幽子がいなくなってからの生活は、色がなくなったかのようで。
やつれた俺を気遣って木ノ葉や成瀬が外に連れ出してくれるが、それも鬱陶しい。
あれだけ恋愛がしたいと毎日思っていた俺だったが、そんな気には一切ならず。
文芸部のメンバーさえ、邪険に扱ってしまう始末だ。
俺は、そんな自分が嫌いで、嫌いで。
「俺、幽子に呪われてるのかもな……」
最後には、幽子のせいにしてみたりなんかして。
幽子……お前の邪魔は、今でも有効みたいだ。
こんなんじゃ、俺……恋愛なんか、できないよ……。
車の激しく行き交う大通りを見ていると、そこに飛び込みたくなる。
あの世に行けば、彼女に会えるかもしれないから。
いつものように、憎たらしい笑顔で馬鹿にしてくれるかもしれないから。
……でも、今俺が死んだとて悪霊になるのがオチだ。
幽子は天国。俺は地獄。
あの世でも、永遠に会うことはなさそうだ。
車の下敷きになることもなく、横断歩道を渡って歩いていく。
すると、遠くの方に大型のショッピングモールが見えてきた。
幽子と、初めて出会ったショッピングモールだ。
あの日感じていた「余裕」は一ミリもなくなったが、足がふらっとそこに引き寄せられる。
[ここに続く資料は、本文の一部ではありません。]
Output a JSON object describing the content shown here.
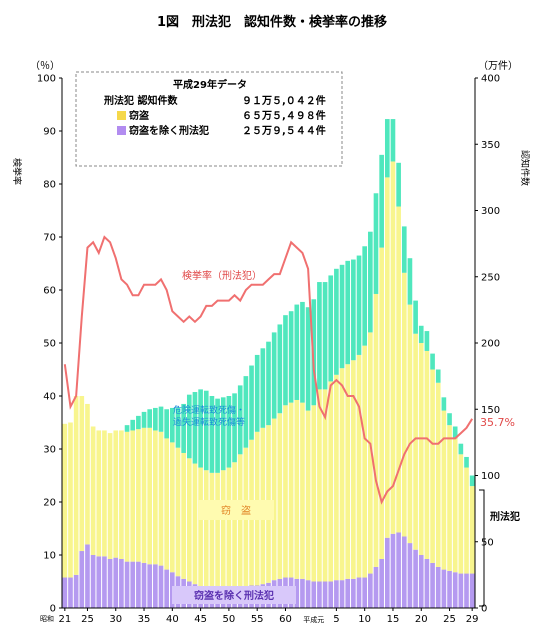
{
  "chart_data": {
    "type": "bar",
    "title": "1図　刑法犯　認知件数・検挙率の推移",
    "y_left_unit": "（％）",
    "y_left_label": "検挙率",
    "y_right_unit": "（万件）",
    "y_right_label": "認知件数",
    "ylim_left": [
      0,
      100
    ],
    "ylim_right": [
      0,
      400
    ],
    "y_left_ticks": [
      "0",
      "10",
      "20",
      "30",
      "40",
      "50",
      "60",
      "70",
      "80",
      "90",
      "100"
    ],
    "y_right_ticks": [
      "0",
      "50",
      "100",
      "150",
      "200",
      "250",
      "300",
      "350",
      "400"
    ],
    "x_prefix_label": "昭和",
    "x_heisei_label": "平成元",
    "x_tick_labels": [
      {
        "i": 0,
        "t": "21"
      },
      {
        "i": 4,
        "t": "25"
      },
      {
        "i": 9,
        "t": "30"
      },
      {
        "i": 14,
        "t": "35"
      },
      {
        "i": 19,
        "t": "40"
      },
      {
        "i": 24,
        "t": "45"
      },
      {
        "i": 29,
        "t": "50"
      },
      {
        "i": 34,
        "t": "55"
      },
      {
        "i": 39,
        "t": "60"
      },
      {
        "i": 48,
        "t": "5"
      },
      {
        "i": 53,
        "t": "10"
      },
      {
        "i": 58,
        "t": "15"
      },
      {
        "i": 63,
        "t": "20"
      },
      {
        "i": 68,
        "t": "25"
      },
      {
        "i": 72,
        "t": "29"
      }
    ],
    "legend": {
      "title": "平成29年データ",
      "header_label": "刑法犯 認知件数",
      "header_value": "９１万５,０４２件",
      "rows": [
        {
          "label": "窃盗",
          "value": "６５万５,４９８件",
          "color": "#f5d84a"
        },
        {
          "label": "窃盗を除く刑法犯",
          "value": "２５万９,５４４件",
          "color": "#b28cf0"
        }
      ]
    },
    "annotations": {
      "rate_label": "検挙率（刑法犯）",
      "traffic_label_1": "危険運転致死傷・",
      "traffic_label_2": "過失運転致死傷等",
      "theft_label": "窃　盗",
      "other_label": "窃盗を除く刑法犯",
      "bracket_label": "刑法犯",
      "last_rate": "35.7%"
    },
    "colors": {
      "theft": "#f8f58e",
      "other": "#b59af0",
      "traffic": "#4fe7bd",
      "rate_line": "#f07070"
    },
    "series": [
      {
        "name": "窃盗を除く刑法犯",
        "unit": "万件",
        "values": [
          23,
          23,
          25,
          43,
          48,
          40,
          39,
          39,
          37,
          38,
          37,
          35,
          35,
          35,
          34,
          33,
          33,
          32,
          29,
          27,
          24,
          22,
          20,
          18,
          16,
          15,
          14,
          14,
          14,
          14,
          14,
          15,
          16,
          17,
          17,
          18,
          19,
          21,
          22,
          23,
          23,
          22,
          22,
          21,
          20,
          20,
          20,
          20,
          21,
          21,
          22,
          22,
          23,
          23,
          26,
          31,
          37,
          53,
          56,
          57,
          54,
          49,
          44,
          40,
          37,
          34,
          31,
          29,
          28,
          27,
          26,
          26,
          26
        ]
      },
      {
        "name": "窃盗",
        "unit": "万件",
        "values": [
          116,
          117,
          135,
          117,
          106,
          97,
          95,
          95,
          95,
          96,
          97,
          98,
          99,
          100,
          102,
          103,
          101,
          101,
          99,
          98,
          97,
          95,
          93,
          91,
          90,
          89,
          88,
          88,
          90,
          92,
          96,
          101,
          105,
          110,
          116,
          118,
          119,
          122,
          125,
          130,
          132,
          135,
          133,
          128,
          133,
          145,
          145,
          151,
          155,
          160,
          162,
          165,
          168,
          175,
          182,
          206,
          235,
          272,
          281,
          246,
          199,
          180,
          163,
          160,
          157,
          146,
          139,
          120,
          110,
          101,
          90,
          80,
          66
        ]
      },
      {
        "name": "危険運転致死傷・過失運転致死傷等",
        "unit": "万件",
        "values": [
          0,
          0,
          0,
          0,
          0,
          0,
          0,
          0,
          0,
          0,
          0,
          5,
          8,
          10,
          12,
          14,
          17,
          19,
          22,
          26,
          30,
          37,
          48,
          54,
          59,
          60,
          58,
          56,
          55,
          54,
          52,
          52,
          54,
          56,
          58,
          60,
          63,
          65,
          67,
          68,
          69,
          72,
          76,
          78,
          80,
          81,
          81,
          80,
          80,
          78,
          78,
          76,
          75,
          75,
          76,
          76,
          70,
          44,
          32,
          33,
          35,
          35,
          25,
          13,
          15,
          12,
          10,
          10,
          9,
          9,
          8,
          8,
          8
        ]
      },
      {
        "name": "検挙率（刑法犯）",
        "unit": "％",
        "values": [
          46,
          38,
          40,
          55,
          68,
          69,
          67,
          70,
          69,
          66,
          62,
          61,
          59,
          59,
          61,
          61,
          61,
          62,
          60,
          56,
          55,
          54,
          55,
          54,
          55,
          57,
          57,
          58,
          58,
          58,
          59,
          58,
          60,
          61,
          61,
          61,
          62,
          63,
          63,
          66,
          69,
          68,
          67,
          64,
          45,
          38,
          36,
          42,
          43,
          42,
          40,
          40,
          38,
          32,
          31,
          24,
          20,
          22,
          23,
          26,
          29,
          31,
          32,
          32,
          32,
          31,
          31,
          32,
          32,
          32,
          33,
          34,
          35.7
        ]
      }
    ]
  }
}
本屋に、映画館に……気分転換に向く場所は、いくらでもある。
しかし、俺はそのどちらにも行く気力がない。
かつて考えたように、イベントスペースで読書するくらいが関の山だろう。
新しいことを取り入れる気分ではないのだ。
自動ドアが開いて、中へ足を踏み入れる。
ショッピングモールは、やはりカップルで賑わっていた。
停められた自転車の数でも分かっていたことだが、多くの人が収容されている。
以前はここが自由の象徴に見えたが、今は刑務所と大差ない。
幸せそうなカップルがいようがいまいが、どちらにせよ俺は締め付けられる。
生きている限り、永遠に続きそうな痛みだ。
飲食店が並ぶ通りを進み、通り抜ける。
すると、例のイベントスペースが見えてきた。
相変わらず午前中は催し物がないらしく、カップルが食事に使っているようだ。
以前ならば俺はここを避けていただろう。
なぜなら、俺は恋をしたかったから。
しかし、現在の俺に妬みや嫉みの感情はない。
傷つく心すら持ち合わせていないのだ。
カップルの根城と化したスペースに、異物が入り込む。
彼らは気にも留めず、談笑を続ける。
……幽霊は、こんな感じなんだろうか。
誰にも見つからず、気にも留められず、ただただ未練を持って彷徨って。
そうだというなら、今の俺だって同じじゃないか。
幽子との生活という未練があって。
誰にも気に留められなくて、心で泣いて。
文芸部のみんなには申し訳ないが、そんな心地がしているのだ。
どうせ幽霊であるならば――と、俺は文庫を鞄から取り出しつつ妄想する。
どうせ幽霊であるならば――思いっきり目立つようなことをしてやろうじゃないか。
負の感情が俺から去ることはもうないだろう。
この沈んだ気持ちが、再び盛り上がることなどありえない。
だったら、望みすらも断ち切ってしまおうじゃないか。
光があるからこそ、闇は一段と深くなるのだ。
――と、俺は考えを行動に移そうとする。
これは、破滅への序章だ。
自身の上衣を取り去って、家族への未練を。
下衣に手をかけて、友人への未練を断ち切る。
そして、一気に俺が全裸になろうとしたところで――
「うっひょー! きっもちいいよぉ~! うへえぇぇぇぇぇ~!」
――女の、叫び声がフロアに轟いた。